The Ebola response vividly demonstrated that effective action requires a range of human resources, including clinicians and community health workers, as well as public health professionals to conduct surveillance, laboratory analysis, and contact tracing. Other experts in communications, culture, and behavior are needed to gain insight into local belief systems. These skills should be ensured through comprehensive training and certification, which will be crucial WHO functions.

Although a global workforce reserve requires intensive training, medical equipment, and logistical acumen, the WHO is implementing the emergency workforce without any new resources. It is hard to conceive how such a vital operation can be conducted without a major injection of sustainable resources.

A $100 Million Emergency Contingency Fund

In 2011, after the influenza A(H1N1) pandemic, the independent WHO International Health Regulations (IHR) Review Committee found that the world is “ill-prepared” for a major epidemic and proposed a $100 million contingency fund. But the WHO never adopted the committee’s recommendation. Chan’s strategy was to mobilize international funding when an emergency strikes, believing that rich states and philanthropists would react quickly to exigent circumstances.

However, as the WHO should have realized, once a rapidly moving infectious disease emerges, it may be too late to first begin resource mobilization. That turned out to be the case with Ebola, as the WHO’s funding appeals took too long to materialize. During the World Health Assembly, delegates approved the creation of a $100 million contingency fund, financed by flexible voluntary contributions.

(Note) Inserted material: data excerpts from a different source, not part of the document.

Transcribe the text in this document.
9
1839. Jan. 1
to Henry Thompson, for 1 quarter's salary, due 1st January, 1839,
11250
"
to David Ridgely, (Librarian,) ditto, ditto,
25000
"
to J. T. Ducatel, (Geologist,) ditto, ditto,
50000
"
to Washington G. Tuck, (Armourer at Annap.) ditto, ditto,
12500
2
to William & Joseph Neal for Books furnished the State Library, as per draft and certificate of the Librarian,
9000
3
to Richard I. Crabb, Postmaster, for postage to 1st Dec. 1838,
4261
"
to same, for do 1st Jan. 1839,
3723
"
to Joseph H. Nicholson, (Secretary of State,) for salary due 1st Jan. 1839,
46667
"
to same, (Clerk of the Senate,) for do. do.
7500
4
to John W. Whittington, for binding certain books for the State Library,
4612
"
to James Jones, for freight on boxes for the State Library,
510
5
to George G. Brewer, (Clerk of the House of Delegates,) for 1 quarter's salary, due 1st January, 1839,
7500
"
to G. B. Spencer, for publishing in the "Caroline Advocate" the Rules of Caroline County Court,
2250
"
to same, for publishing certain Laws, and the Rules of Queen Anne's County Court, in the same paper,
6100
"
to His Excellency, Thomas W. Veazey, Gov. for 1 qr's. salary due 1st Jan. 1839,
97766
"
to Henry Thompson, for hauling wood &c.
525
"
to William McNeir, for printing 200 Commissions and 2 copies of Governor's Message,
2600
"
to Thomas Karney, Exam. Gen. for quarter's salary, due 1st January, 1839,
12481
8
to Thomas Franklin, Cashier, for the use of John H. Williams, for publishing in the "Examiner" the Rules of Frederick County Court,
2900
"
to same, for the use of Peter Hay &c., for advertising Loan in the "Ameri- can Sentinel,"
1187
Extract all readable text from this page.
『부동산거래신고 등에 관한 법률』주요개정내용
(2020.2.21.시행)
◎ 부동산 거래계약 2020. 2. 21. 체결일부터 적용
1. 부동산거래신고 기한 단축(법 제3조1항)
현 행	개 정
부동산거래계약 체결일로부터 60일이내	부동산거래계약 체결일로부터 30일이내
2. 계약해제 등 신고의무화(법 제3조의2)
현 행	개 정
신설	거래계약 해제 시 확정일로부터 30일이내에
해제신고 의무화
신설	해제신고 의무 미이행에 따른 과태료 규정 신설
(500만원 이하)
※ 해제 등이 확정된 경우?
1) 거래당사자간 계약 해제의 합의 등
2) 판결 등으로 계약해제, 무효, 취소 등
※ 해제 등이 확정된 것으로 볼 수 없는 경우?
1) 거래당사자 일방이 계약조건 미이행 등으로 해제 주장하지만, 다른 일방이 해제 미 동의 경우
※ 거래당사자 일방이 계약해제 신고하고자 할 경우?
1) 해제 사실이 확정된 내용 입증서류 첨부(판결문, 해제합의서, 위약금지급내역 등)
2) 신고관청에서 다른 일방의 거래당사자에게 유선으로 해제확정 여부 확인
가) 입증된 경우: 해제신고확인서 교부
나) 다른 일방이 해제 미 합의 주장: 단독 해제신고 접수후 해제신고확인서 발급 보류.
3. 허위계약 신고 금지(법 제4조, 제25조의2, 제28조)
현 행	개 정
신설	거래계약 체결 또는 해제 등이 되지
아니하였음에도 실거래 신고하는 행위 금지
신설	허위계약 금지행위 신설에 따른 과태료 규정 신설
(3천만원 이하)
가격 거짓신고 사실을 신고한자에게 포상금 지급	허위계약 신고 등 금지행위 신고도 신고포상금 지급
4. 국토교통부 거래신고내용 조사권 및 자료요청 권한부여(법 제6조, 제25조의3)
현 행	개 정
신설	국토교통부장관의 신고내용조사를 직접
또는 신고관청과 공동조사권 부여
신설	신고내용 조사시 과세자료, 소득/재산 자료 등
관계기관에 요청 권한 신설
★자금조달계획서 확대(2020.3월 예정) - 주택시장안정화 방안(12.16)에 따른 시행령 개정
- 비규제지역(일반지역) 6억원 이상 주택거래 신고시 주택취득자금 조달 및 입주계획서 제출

Director-General Chan was heavily criticized for delays in declaring a Public Health Emergency of International Concern (PHEIC) under the IHR. Wisely, release of the contingency fund will not be tied to a PHEIC declaration. After a WHO committee discussed the more flexible approach of using the principles of the Emergency Response Framework grading system as the trigger for tapping the contingency fund, the assembly ultimately left the decision to release funds at the director-general’s discretion.

The clear goal of a WHO contingency fund should be to prevent an event from escalating into a PHEIC or an even lesser–grade emergency. Yet at $100 million, the fund’s size is incommensurate with the need when one considers the billions of dollars in humanitarian assistance and the loss of approximately 12% of the GDP in the countries most affected by the epidemic. It also requires voluntary contributions from member states or other donors. Adding it to WHO core funding through mandatory assessed dues would have been more viable and sustainable.

Deeper Structural Reforms Are Needed

None of 5 proposals for structural reform of the WHO that I suggested in a previous JAMA Forum were on the assembly agenda in a meaningful form. In particular, member states did not significantly increase the assessed dues of WHO member states to give the agency the funding and control it needs to meet its worldwide mandate. The lack of coherence between headquarters and its regional offices remains unaddressed. And although the secretariat is exploring new ways to harness the creativity of civil society and avoid conflicts with vested business interests, there was nothing on the assembly agenda to bring NGOs closer into the WHO’s governance.

Finally, and most importantly, the WHO has not developed a plan to build the core capacities of low- and middle-income countries for sustainable health systems. The idea of an international health systems fund to accomplish this was not on the agenda.

The WHO is too important to be sidelined or weakened further, but the organization’s ability to provide meaningful leadership is not assured. To be sure, the WHO has improved its ability to put out fires in the form of rapidly emerging infectious diseases. Although there is a better fire brigade, the assembly has yet to take action to prevent fires from erupting with increasing frequency in every region of the globe.